“Greed, for lack of a better word, is good. Greed is right. Greed works. Greed clarifies, cuts through, and captures, the essence of the evolutionary spirit. Greed, in all of its forms – greed for life, for money, for love, for knowledge – has marked the upward surge of mankind….”
So says Gordon Gekko in Oliver Stone’s 1987 film “Wall Street.”
Greed or avarice, from the Latin root for “desiring or longing after” may define our culture more than any of her six deadly siblings. Acquisitiveness, sadly instead of inquisitiveness, lies at the heart of many Americans’ everyday motivations and focus, and is certainly central to modern consumer capitalism.

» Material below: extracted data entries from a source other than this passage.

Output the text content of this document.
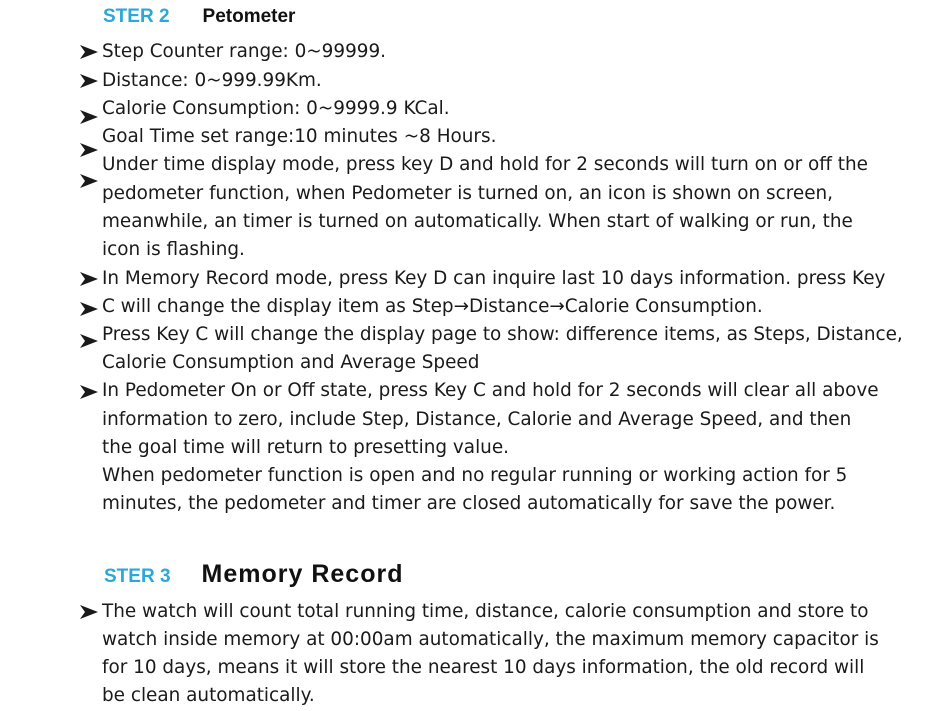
STER 2 Petometer
Step Counter range: 0~99999.
Distance: 0~999.99Km.
Calorie Consumption: 0~9999.9 KCal.
Goal Time set range:10 minutes ~8 Hours.
Under time display mode, press key D and hold for 2 seconds will turn on or off the
pedometer function, when Pedometer is turned on, an icon is shown on screen,
meanwhile, an timer is turned on automatically. When start of walking or run, the
icon is flashing.
In Memory Record mode, press Key D can inquire last 10 days information. press Key
C will change the display item as Step→Distance→Calorie Consumption.
Press Key C will change the display page to show: difference items, as Steps, Distance,
Calorie Consumption and Average Speed
In Pedometer On or Off state, press Key C and hold for 2 seconds will clear all above
information to zero, include Step, Distance, Calorie and Average Speed, and then
the goal time will return to presetting value.
When pedometer function is open and no regular running or working action for 5
minutes, the pedometer and timer are closed automatically for save the power.
STER 3 Memory Record
The watch will count total running time, distance, calorie consumption and store to
watch inside memory at 00:00am automatically, the maximum memory capacitor is
for 10 days, means it will store the nearest 10 days information, the old record will
be clean automatically.
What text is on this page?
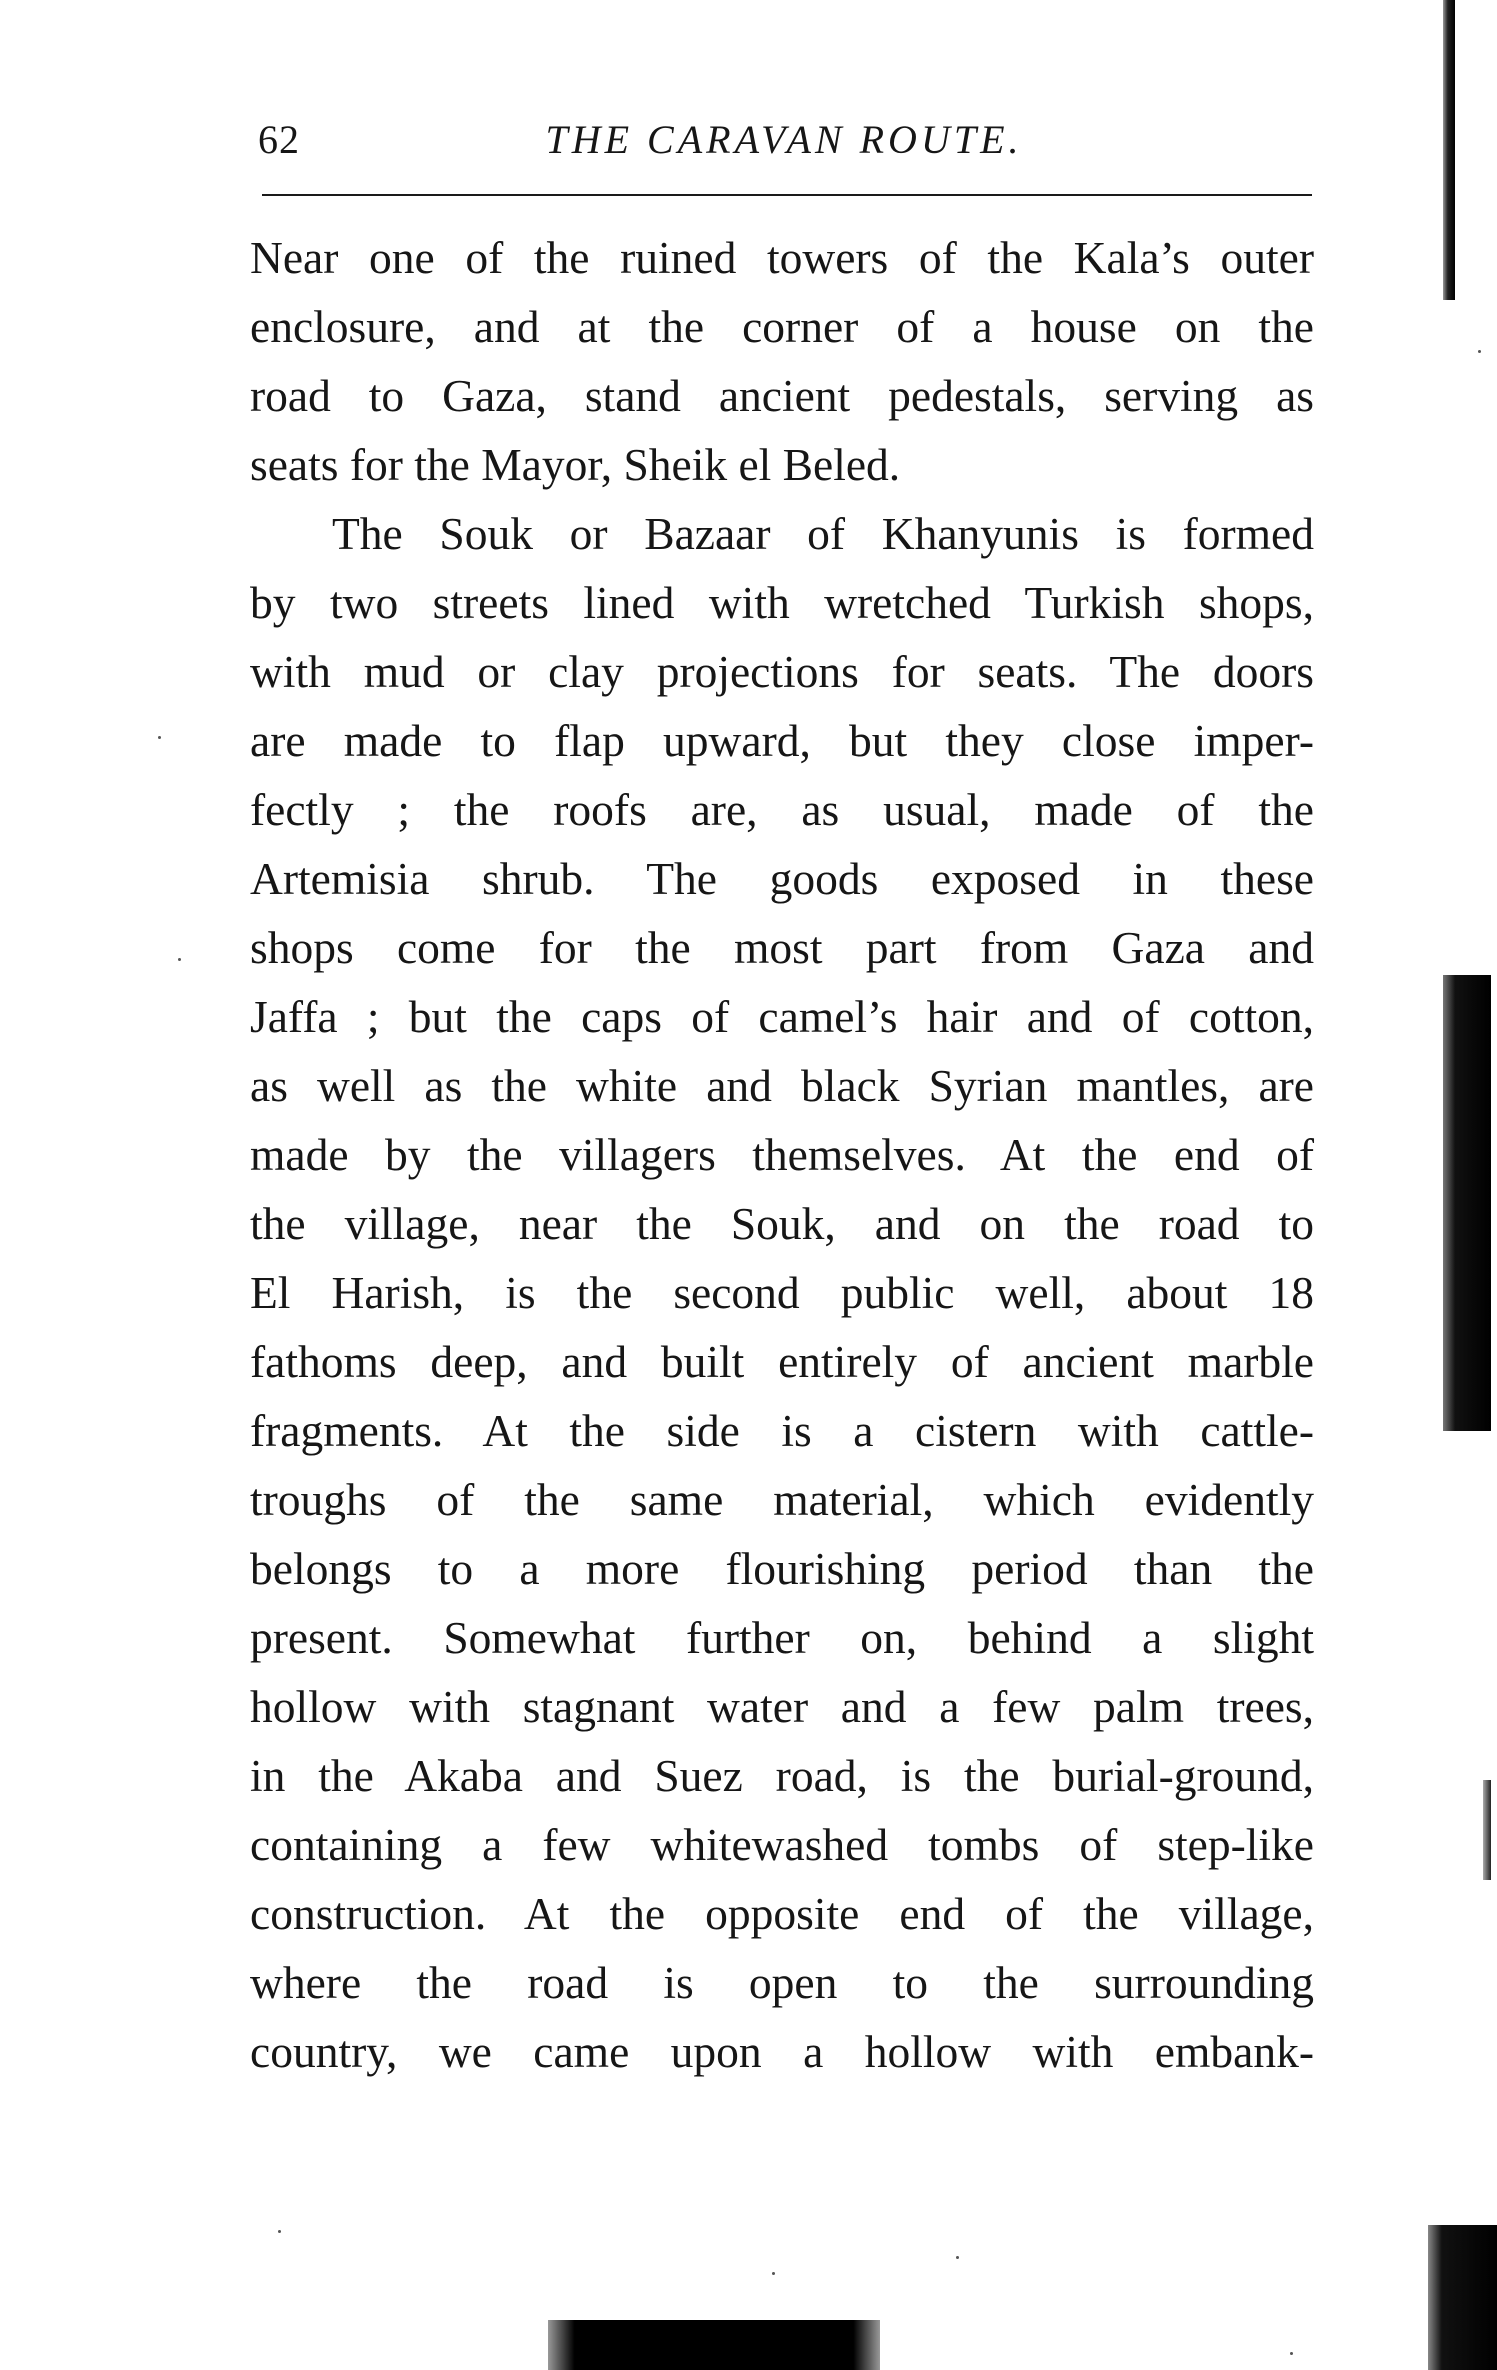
62	THE CARAVAN ROUTE.
Near one of the ruined towers of the Kala’s outer
enclosure, and at the corner of a house on the
road to Gaza, stand ancient pedestals, serving as
seats for the Mayor, Sheik el Beled.
The Souk or Bazaar of Khanyunis is formed
by two streets lined with wretched Turkish shops,
with mud or clay projections for seats. The doors
are made to flap upward, but they close imper-
fectly ; the roofs are, as usual, made of the
Artemisia shrub. The goods exposed in these
shops come for the most part from Gaza and
Jaffa ; but the caps of camel’s hair and of cotton,
as well as the white and black Syrian mantles, are
made by the villagers themselves. At the end of
the village, near the Souk, and on the road to
El Harish, is the second public well, about 18
fathoms deep, and built entirely of ancient marble
fragments. At the side is a cistern with cattle-
troughs of the same material, which evidently
belongs to a more flourishing period than the
present. Somewhat further on, behind a slight
hollow with stagnant water and a few palm trees,
in the Akaba and Suez road, is the burial-ground,
containing a few whitewashed tombs of step-like
construction. At the opposite end of the village,
where the road is open to the surrounding
country, we came upon a hollow with embank-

The goods of this world need not be an unqualified evil. For instance, though the apostles explicitly did not do so after the Resurrection, the church has long defended the right to own private property (cf. Rerum Novarum). But lengthy and calamitous is the human record of temptation not to possess possessions, but to be possessed by them.
There is a secret Scrooge inside many of us, willing to exploit Tiny Tim to the fullest, either directly through theft and uncaring materialism or through more subtle sins of omission, to expand our bank accounts. In the Gospel of Luke, Jesus warns against Gekko’s worldview: “Watch out! Be on your guard against all kinds of greed; life does not consist in an abundance of possessions.” And elsewhere: “You cannot serve both God and Mammon.”
Spenser, Milton and Dante all depict Mammon (or the closely related Plutus) as a sort of demonic money-god, the personification of our idolatrous infatuation with worldly goods and the “wolfish” tendency to sneak and store and hoard them for ourselves. There is something endlessly alluring about the honors of the world, whether in finance or prestige or power.
And yet Francis of Assisi, renouncing all luxury and comfort and inheritance in his voluntary betrothal to Lady Poverty, teaches us “It is only in giving, that we receive.”
It is a great mystery of human life. We take and take and still want more, the cavernous black hole of desire opens wider the more that we have in our possession. The corner office is never sufficient, the sportscar always too slow compared to our neighbors’, the vacation never long enough. However, when we pour ourselves out for others, to the point where we are not sure that we can do more or give of ourselves any further lest we break apart, then we are somehow filled. It’s cliché to the point of annoyance, but truly all the wealth in the world cannot buy that experience.
There is a complex twin relationship with poverty for Christians. We are called to eradicate it, to work untiringly to foster justice and indiscrimination over the face of the earth. And yet, Jesus says things like “The poor you will always have with you” and, even more puzzlingly, “Blessed [from the root word for happy] are the poor.”
This is not a trite, upper-echelon condescension – “Look at all those penniless little children in the ghetto and slums, good thing they are interiorly happy and blest, whether they realize it or not.”
Rather it’s a call to every person who has ever or will ever read those words, no matter their investment portfolio, to foster inner affluence by divesting himself or herself of those things which encumber our relationship with God and with our brothers and sisters, especially those most marginalized and vulnerable.
If we take the original World Magnate at His word, that “all that he has is ours,” perhaps we should tell the Gekko and Scrooge within: “You’re fired!”
Michael M. Canaris of Collingswood is an administrator at Fairfield University’s Center for Faith and Public Life and is on the faculty for the Department of Philosophy, Theology, and Religious Studies at Sacred Heart University.